Ciri khas dari derbi itu yakni penjualan tiket yang selalu habis, dukungan keras sepanjang pertandingan, dan saling ejek koreografi antarpendukung kedua kesebelasan sebelum sepak mula.
Dentuman drum, bendera maupun poster raksasa, red flare (suar), smoke bomb (bom asap), digunakan untuk diciptakan kemegahan visual dan memberikan tekanan kepada psikologis lawan di lapangan.
Bahkan, menurut Fourfourtwo, Derbi Istanbul merupakan derbi terbesar nomor enam di dunia.
Kekerasan suporter Fenerbache ini bukan pertama kali, paling terakhir insiden mengerikannya suporter Fenerbache sempat tergambar pada Derbi Istanbul antara Galatasaray dan Fenerbahçe, Minggu, (22/10/2017) di kandang Galatasaray, Stadion Turk Telekom Arena, Istanbul, Turki.

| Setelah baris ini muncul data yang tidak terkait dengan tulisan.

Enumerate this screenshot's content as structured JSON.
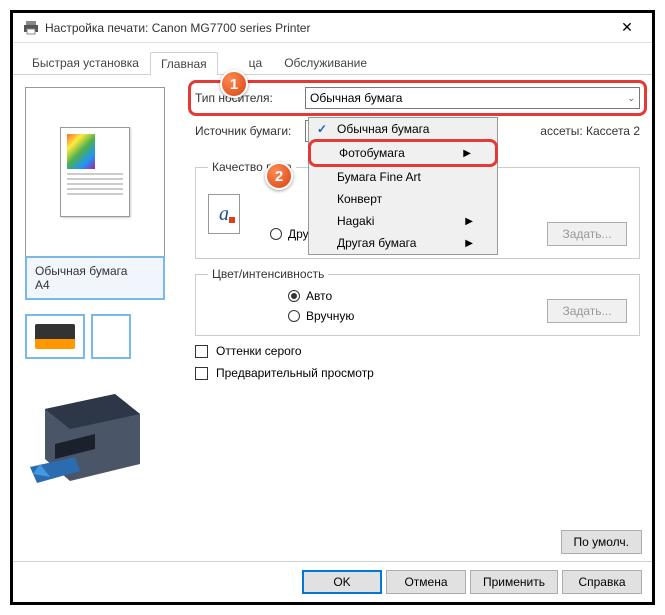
{
  "window": {
    "title": "Настройка печати: Canon MG7700 series Printer"
  },
  "tabs": {
    "quick": "Быстрая установка",
    "main": "Главная",
    "page": "ца",
    "maint": "Обслуживание"
  },
  "preview": {
    "media": "Обычная бумага",
    "size": "A4"
  },
  "fields": {
    "media_label": "Тип носителя:",
    "media_value": "Обычная бумага",
    "source_label": "Источник бумаги:",
    "cassette_tail": "ассеты: Кассета 2"
  },
  "dropdown": {
    "items": [
      "Обычная бумага",
      "Фотобумага",
      "Бумага Fine Art",
      "Конверт",
      "Hagaki",
      "Другая бумага"
    ]
  },
  "quality": {
    "legend": "Качество печа",
    "other": "Другое",
    "set_btn": "Задать..."
  },
  "color": {
    "legend": "Цвет/интенсивность",
    "auto": "Авто",
    "manual": "Вручную",
    "set_btn": "Задать..."
  },
  "checks": {
    "grayscale": "Оттенки серого",
    "preview": "Предварительный просмотр"
  },
  "defaults_btn": "По умолч.",
  "footer": {
    "ok": "OK",
    "cancel": "Отмена",
    "apply": "Применить",
    "help": "Справка"
  },
  "callouts": {
    "one": "1",
    "two": "2"
  }
}
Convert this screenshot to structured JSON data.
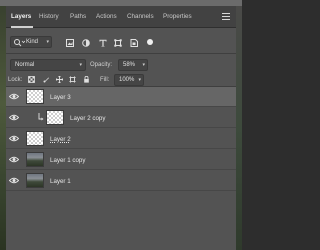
{
  "tabs": [
    {
      "label": "Layers",
      "active": true
    },
    {
      "label": "History",
      "active": false
    },
    {
      "label": "Paths",
      "active": false
    },
    {
      "label": "Actions",
      "active": false
    },
    {
      "label": "Channels",
      "active": false
    },
    {
      "label": "Properties",
      "active": false
    }
  ],
  "filter": {
    "kind_label": "Kind",
    "icons": [
      "pixel-filter-icon",
      "adjustment-filter-icon",
      "type-filter-icon",
      "shape-filter-icon",
      "smart-object-filter-icon"
    ]
  },
  "blend": {
    "mode": "Normal",
    "opacity_label": "Opacity:",
    "opacity_value": "58%"
  },
  "lock": {
    "label": "Lock:",
    "icons": [
      "lock-transparent-icon",
      "lock-image-icon",
      "lock-position-icon",
      "lock-artboard-icon",
      "lock-all-icon"
    ],
    "fill_label": "Fill:",
    "fill_value": "100%"
  },
  "layers": [
    {
      "name": "Layer 3",
      "thumb": "transparent",
      "selected": true
    },
    {
      "name": "Layer 2 copy",
      "thumb": "transparent",
      "selected": false,
      "clipped": true
    },
    {
      "name": "Layer 2",
      "thumb": "transparent",
      "selected": false
    },
    {
      "name": "Layer 1 copy",
      "thumb": "photo",
      "selected": false
    },
    {
      "name": "Layer 1",
      "thumb": "photo",
      "selected": false
    }
  ],
  "colors": {
    "panel_bg": "#535353",
    "tab_bar_bg": "#424242",
    "selected_layer_bg": "#666666"
  }
}
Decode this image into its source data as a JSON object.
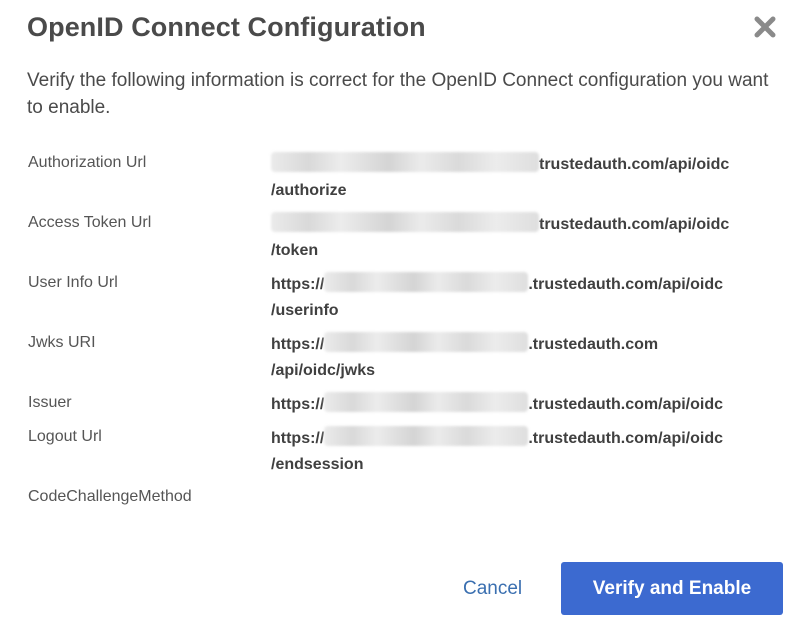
{
  "dialog": {
    "title": "OpenID Connect Configuration",
    "close_icon": "close-icon",
    "intro": "Verify the following information is correct for the OpenID Connect configuration you want to enable."
  },
  "fields": [
    {
      "label": "Authorization Url",
      "prefix": "",
      "value_line1": "trustedauth.com/api/oidc",
      "value_line2": "/authorize"
    },
    {
      "label": "Access Token Url",
      "prefix": "",
      "value_line1": "trustedauth.com/api/oidc",
      "value_line2": "/token"
    },
    {
      "label": "User Info Url",
      "prefix": "https://",
      "value_line1": ".trustedauth.com/api/oidc",
      "value_line2": "/userinfo"
    },
    {
      "label": "Jwks URI",
      "prefix": "https://",
      "value_line1": ".trustedauth.com",
      "value_line2": "/api/oidc/jwks"
    },
    {
      "label": "Issuer",
      "prefix": "https://",
      "value_line1": ".trustedauth.com/api/oidc",
      "value_line2": ""
    },
    {
      "label": "Logout Url",
      "prefix": "https://",
      "value_line1": ".trustedauth.com/api/oidc",
      "value_line2": "/endsession"
    },
    {
      "label": "CodeChallengeMethod",
      "prefix": "",
      "value_line1": "",
      "value_line2": ""
    }
  ],
  "buttons": {
    "cancel_label": "Cancel",
    "verify_label": "Verify and Enable"
  },
  "colors": {
    "primary": "#3c6ad0",
    "link": "#3a6fb0",
    "title": "#4a4a4a"
  }
}
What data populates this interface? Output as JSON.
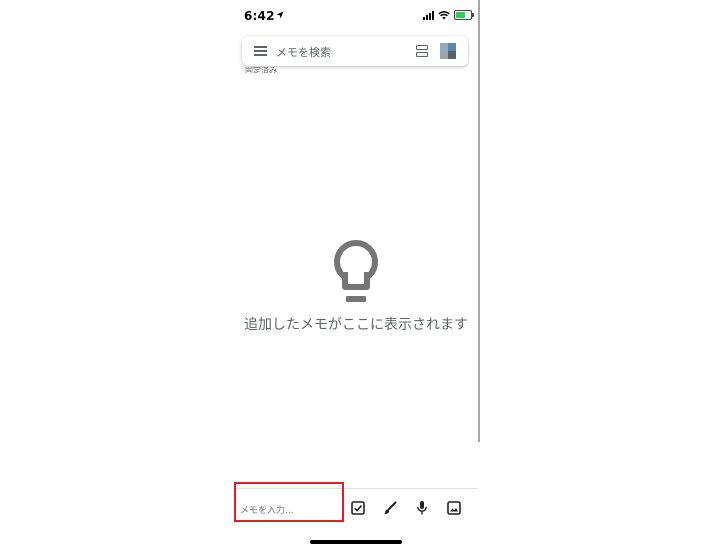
{
  "status_bar": {
    "time": "6:42",
    "icons": [
      "location-arrow-icon",
      "signal-icon",
      "wifi-icon",
      "battery-charging-icon"
    ]
  },
  "search": {
    "placeholder": "メモを検索",
    "menu_icon": "menu-icon",
    "layout_icon": "list-view-icon",
    "avatar_icon": "account-avatar"
  },
  "top_label_cut": "固定済み",
  "empty_state": {
    "icon": "lightbulb-icon",
    "message": "追加したメモがここに表示されます"
  },
  "bottom_bar": {
    "note_placeholder": "メモを入力...",
    "tools": [
      "checkbox-icon",
      "brush-icon",
      "microphone-icon",
      "image-icon"
    ],
    "highlight_color": "#e02020"
  },
  "colors": {
    "icon_gray": "#5f6368",
    "empty_text": "#5f6368",
    "battery_green": "#34c759"
  }
}
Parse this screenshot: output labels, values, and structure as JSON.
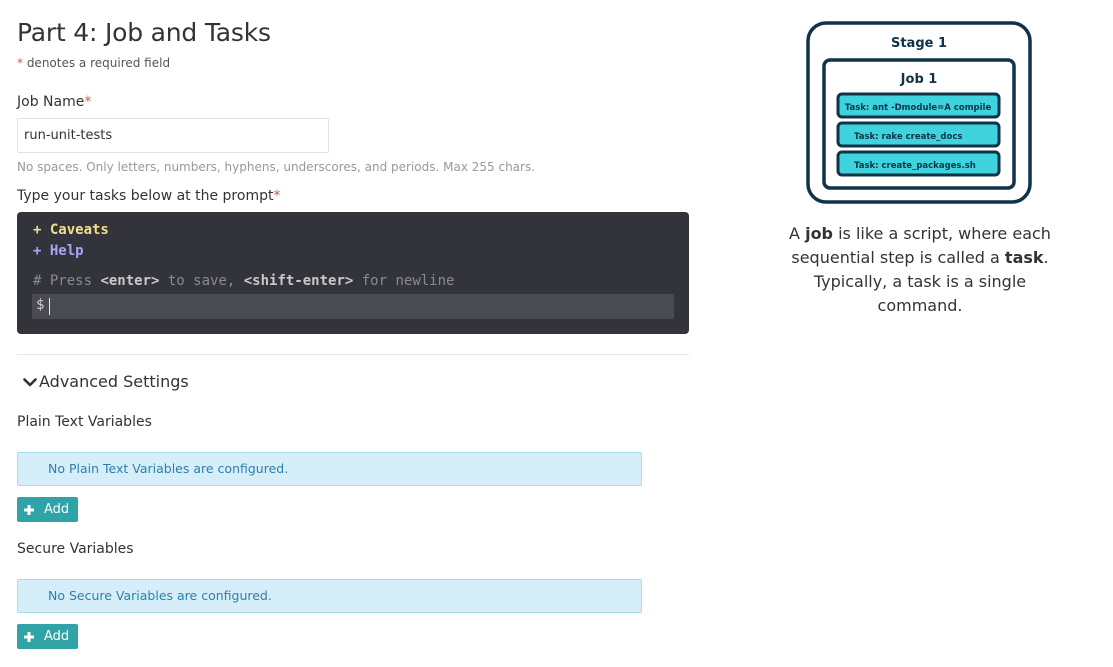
{
  "page": {
    "title": "Part 4: Job and Tasks",
    "required_star": "*",
    "required_note": " denotes a required field"
  },
  "job_name": {
    "label": "Job Name",
    "star": "*",
    "value": "run-unit-tests",
    "help": "No spaces. Only letters, numbers, hyphens, underscores, and periods. Max 255 chars."
  },
  "tasks": {
    "label": "Type your tasks below at the prompt",
    "star": "*",
    "terminal": {
      "caveats": "+ Caveats",
      "help": "+ Help",
      "comment_prefix": "# Press ",
      "enter_key": "<enter>",
      "comment_middle": " to save, ",
      "shift_enter_key": "<shift-enter>",
      "comment_suffix": " for newline",
      "prompt": "$"
    }
  },
  "advanced": {
    "toggle_label": "Advanced Settings",
    "plain_vars": {
      "title": "Plain Text Variables",
      "empty_message": "No Plain Text Variables are configured.",
      "add_label": "Add"
    },
    "secure_vars": {
      "title": "Secure Variables",
      "empty_message": "No Secure Variables are configured.",
      "add_label": "Add"
    }
  },
  "diagram": {
    "stage": "Stage 1",
    "job": "Job 1",
    "tasks": [
      "Task: ant -Dmodule=A compile",
      "Task: rake create_docs",
      "Task: create_packages.sh"
    ],
    "colors": {
      "outline": "#0f3347",
      "task_fill": "#3fd3dd"
    }
  },
  "caption": {
    "p1": "A ",
    "b1": "job",
    "p2": " is like a script, where each sequential step is called a ",
    "b2": "task",
    "p3": ". Typically, a task is a single command."
  },
  "colors": {
    "terminal_bg": "#32333b",
    "button": "#2fa3a5",
    "info_bg": "#d5eefa",
    "info_text": "#2d80a8",
    "required": "#d9534f"
  }
}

Saat itu pendukung Fenerbache tengah kesal karena pemain sayap tim tuan rumah, Younes Belhanda diberi kartu kuning kedua karena melakukan diving.
Suporter yang marah tim kesayangannya harus bermain dengan 10 pemain, justru melampiaskan kekesalannya pada asisten wasit Tark Ongun.
Suporter Galatasaray mulai melempari Ongun dengan botol dan berbagai macam benda mengenai kepalanya. Namun, Ongun tetap bertahan di tepi lapangan untuk melaksanakan tugasnya.
Sayangnya keadaan justru makin parah. Semakin banyak benda dilemparkan ke arah Ongun seperti minuman, bendera, dan korek api hingga memaksa sang assisten wasit untuk meringkuk dan melindungi kepalanya.
Derbi Istanbul selalu mengisahkan cerita yang selalu menyita publik dunia. Gengsi antar suporter dan tim memang terasa wajar dari sebuah rivalitas klub dalam satu daerah, tetapi aturan FIFA tetap wajib ditegakkan karena sepak bola sejatinya merupakan sebatas ajang pertandingan di dalam lapangan.
Hal tersebut terpampang jelas dari prinsip FIFA 'For the Game. For the World' atau untuk permainan, untuk Dunia.